Saray’ın tüm güçleri ile çıkartma yaptığı Almanya ziyaretinden çıkan sonuçlardan biri, Siemens’in demiryolu ihalesini alacak olmasıdır. 35 milyar dolarlık bir ihaledir.
İşte size bir benzerlik daha, Osmanlı’nın sonlarında, Birinci Dünya Savaşı’ndan önce, yine bir Ekim ayında, Bağdat demiryolu ihalesi Siemens’e verilmişti.
Almanya ziyaretine bir de bu gözle bakmak gerekir.
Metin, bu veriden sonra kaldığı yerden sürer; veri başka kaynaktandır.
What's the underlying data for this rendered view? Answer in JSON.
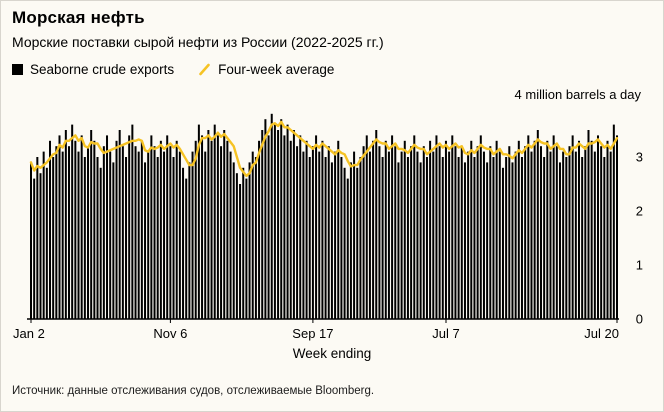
{
  "header": {
    "title": "Морская нефть",
    "subtitle": "Морские поставки сырой нефти из России (2022-2025 гг.)"
  },
  "legend": {
    "bars_label": "Seaborne crude exports",
    "line_label": "Four-week average"
  },
  "source": "Источник: данные отслеживания судов, отслеживаемые Bloomberg.",
  "colors": {
    "bar": "#000000",
    "average_line": "#f6c324",
    "background": "#fcfaf4"
  },
  "chart_data": {
    "type": "bar",
    "title": "Морская нефть",
    "subtitle": "Морские поставки сырой нефти из России (2022-2025 гг.)",
    "xlabel": "Week ending",
    "ylabel": "million barrels a day",
    "y_top_label": "4 million barrels a day",
    "ylim": [
      0,
      4
    ],
    "y_ticks": [
      0,
      1,
      2,
      3
    ],
    "grid": false,
    "legend_position": "top",
    "x_tick_labels": [
      "Jan 2",
      "Nov 6",
      "Sep 17",
      "Jul 7",
      "Jul 20"
    ],
    "x_tick_indices": [
      0,
      44,
      89,
      131,
      185
    ],
    "series": [
      {
        "name": "Seaborne crude exports",
        "type": "bar",
        "color": "#000000",
        "values": [
          2.9,
          2.6,
          3.0,
          2.7,
          3.1,
          2.8,
          3.3,
          3.0,
          3.2,
          3.4,
          3.1,
          3.5,
          3.2,
          3.6,
          3.3,
          3.1,
          3.4,
          3.0,
          3.2,
          3.5,
          3.3,
          3.0,
          2.8,
          3.2,
          3.4,
          3.1,
          2.9,
          3.3,
          3.5,
          3.2,
          3.0,
          3.4,
          3.6,
          3.2,
          3.1,
          3.3,
          2.9,
          3.1,
          3.4,
          3.2,
          3.0,
          3.3,
          3.1,
          3.4,
          3.2,
          3.0,
          3.3,
          3.1,
          2.8,
          2.6,
          2.9,
          3.1,
          3.3,
          3.6,
          3.4,
          3.1,
          3.5,
          3.3,
          3.6,
          3.4,
          3.2,
          3.5,
          3.3,
          3.1,
          2.9,
          2.7,
          2.5,
          2.8,
          2.6,
          2.9,
          3.1,
          3.0,
          3.3,
          3.5,
          3.7,
          3.4,
          3.8,
          3.6,
          3.5,
          3.7,
          3.4,
          3.6,
          3.3,
          3.5,
          3.2,
          3.4,
          3.1,
          3.3,
          3.0,
          3.2,
          3.4,
          3.1,
          3.3,
          3.0,
          3.2,
          2.9,
          3.1,
          3.3,
          3.0,
          2.8,
          2.6,
          2.9,
          3.1,
          2.8,
          3.0,
          3.2,
          3.4,
          3.1,
          3.3,
          3.5,
          3.2,
          3.0,
          3.3,
          3.1,
          3.4,
          3.2,
          2.9,
          3.1,
          3.3,
          3.0,
          3.2,
          3.4,
          3.1,
          2.9,
          3.2,
          3.0,
          3.3,
          3.1,
          3.4,
          3.2,
          3.0,
          3.3,
          3.1,
          3.4,
          3.2,
          3.0,
          3.2,
          2.9,
          3.1,
          3.3,
          3.0,
          3.2,
          3.4,
          3.1,
          2.9,
          3.2,
          3.0,
          3.3,
          3.1,
          2.8,
          3.0,
          3.2,
          2.9,
          3.1,
          3.3,
          3.0,
          3.2,
          3.4,
          3.1,
          3.3,
          3.5,
          3.2,
          3.0,
          3.3,
          3.1,
          3.4,
          3.2,
          2.9,
          3.1,
          3.0,
          3.2,
          3.4,
          3.1,
          3.3,
          3.0,
          3.2,
          3.5,
          3.3,
          3.1,
          3.4,
          3.2,
          3.0,
          3.3,
          3.1,
          3.6,
          3.4
        ]
      },
      {
        "name": "Four-week average",
        "type": "line",
        "color": "#f6c324",
        "derived": "trailing mean of previous 4 weekly values"
      }
    ]
  }
}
Merkel, muhtemelen gelecek seçimlerde Almanya’nın başında olmayacaktır. Ama eğer bu arada, Türkiye’yi ABD kontrolüne tam olarak bırakmamayı başarabilirse, Alman tekelleri için iyi iş yapmış olacaktır. Bunu denediği anlaşılmaktadır.
Erdoğan’ın seçilmeme sorunu yoktur. O zaten, doğarken yaradan tarafından seçilmiştir. Yaradandan üstün halk olmayacağına göre, her seçim aslında bir vitrin düzenlemesidir. Yoksa seçimin sonuçları, seçimden birkaç gün önce, garip oğlan Bilal’e veya zeki kız Sümeyye’ye ayan olmaktadır ve TV kanalları aracılığı ile halka yansımaktadır. Ama Erdoğan, eğer, Almanya’nın “istikrardan” yana olması durumunu kullanabilirse ve oradan biraz para bulabilirse diye yaptığı hamleler, Saray’ı biraz olsun rahatlatacaktır.